Miss Leading
Today was Waitangi day. We went to Mission bay and walked down to Okahu bay's festival (pictures here). I found many things to talk about, starting with this picture of a police information stand for new recruits. Their advertisement strategy (slogan) is very similar to this TV advertising for the Royal New Zealand Navy. Check out the images of recruits playing rugby, having a disco party, and then listen to what they say to their mums about fishing, playing video games, etc. The RNZAF followed this kind of advertising, their description: "Step Up New Zealand TV ad (student). The video shows students in a classroom with a teacher in Auckland. A New Zealand Defence Force helicopter flights onto the building is picking up a girl student from the roof to stepup and join the RNZAF." They certainly rescued her from a "boredom death"... or a deadly maths indigestion!

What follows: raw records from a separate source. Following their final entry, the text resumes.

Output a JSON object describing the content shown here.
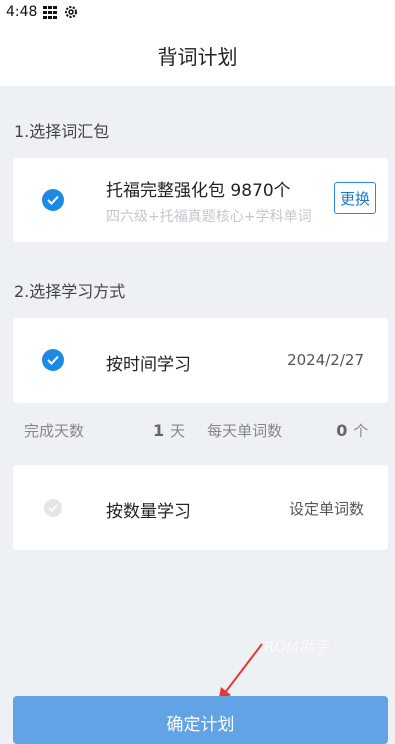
{
  "status_bar": {
    "time": "4:48"
  },
  "header": {
    "title": "背词计划"
  },
  "section1": {
    "title": "1.选择词汇包"
  },
  "vocab_package": {
    "name": "托福完整强化包 9870个",
    "description": "四六级+托福真题核心+学科单词",
    "change_label": "更换",
    "selected": true
  },
  "section2": {
    "title": "2.选择学习方式"
  },
  "mode_time": {
    "label": "按时间学习",
    "date": "2024/2/27",
    "selected": true
  },
  "stats": {
    "days_label": "完成天数",
    "days_value": "1",
    "days_unit": "天",
    "words_label": "每天单词数",
    "words_value": "0",
    "words_unit": "个"
  },
  "mode_count": {
    "label": "按数量学习",
    "action": "设定单词数",
    "selected": false
  },
  "watermark": "ROM助手",
  "confirm_button": {
    "label": "确定计划"
  },
  "colors": {
    "accent": "#1e88e5",
    "button": "#62a3e6",
    "background": "#eef1f4"
  }
}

If the idea for recruiting young people is something like "don't get bored with high school maths" "sail the world while partying and playing video games on our boats" "protect and surf" ... well, I would be concerned that they get the people with the right attitudes and values like discipline, preparedness, hard working, moral values, etc. I mean, those are the values we usually associate with that line of work, not necessarily partying, gaming, surfing and sleeping during class. In that sense the Force 9 game and "have you got what it takes?" advertising for the NZ Army is more appropriate: challenging to decipher codes, take life saving decisions, etc. I am not endorsing any kind of military, fax machines, or political discussion. I am just saying that it seems to me to be misleading to recruit young people into the military/police by using messages like: just have fun, play video games, have a party, don't attend boring lectures, come to surf, etc. instead of : study hard, be prepared, be disciplined, have values/integrity, etc.
Back to the Waitangi day festival. Can anyone tell me what to put on any of these bins? It's just a terrible design. No wonder that only a few people recycles! The information is so small that is impossible to read, nobody is going to take the time to stop and read such small text. They should have used pictograms and huge, HUGE titles : organic, glass, cans, whatever... then use colours that could be easily associated with those groups of items. Like using blue for glass, grey for aluminum cans, brown or green for organics, etc. Speaking of horrible graphics, just look at this "scary laughing clowns". No wonder that a recent survey showed that children find clowns to be scary... and I thought that mexican fair's iconography had bad taste! Last but not least, my favourite picture today: spider pig a.k.a. puerco araña a.k.a spider cochon a.k.a. spider schwein... "Oh, my summer love".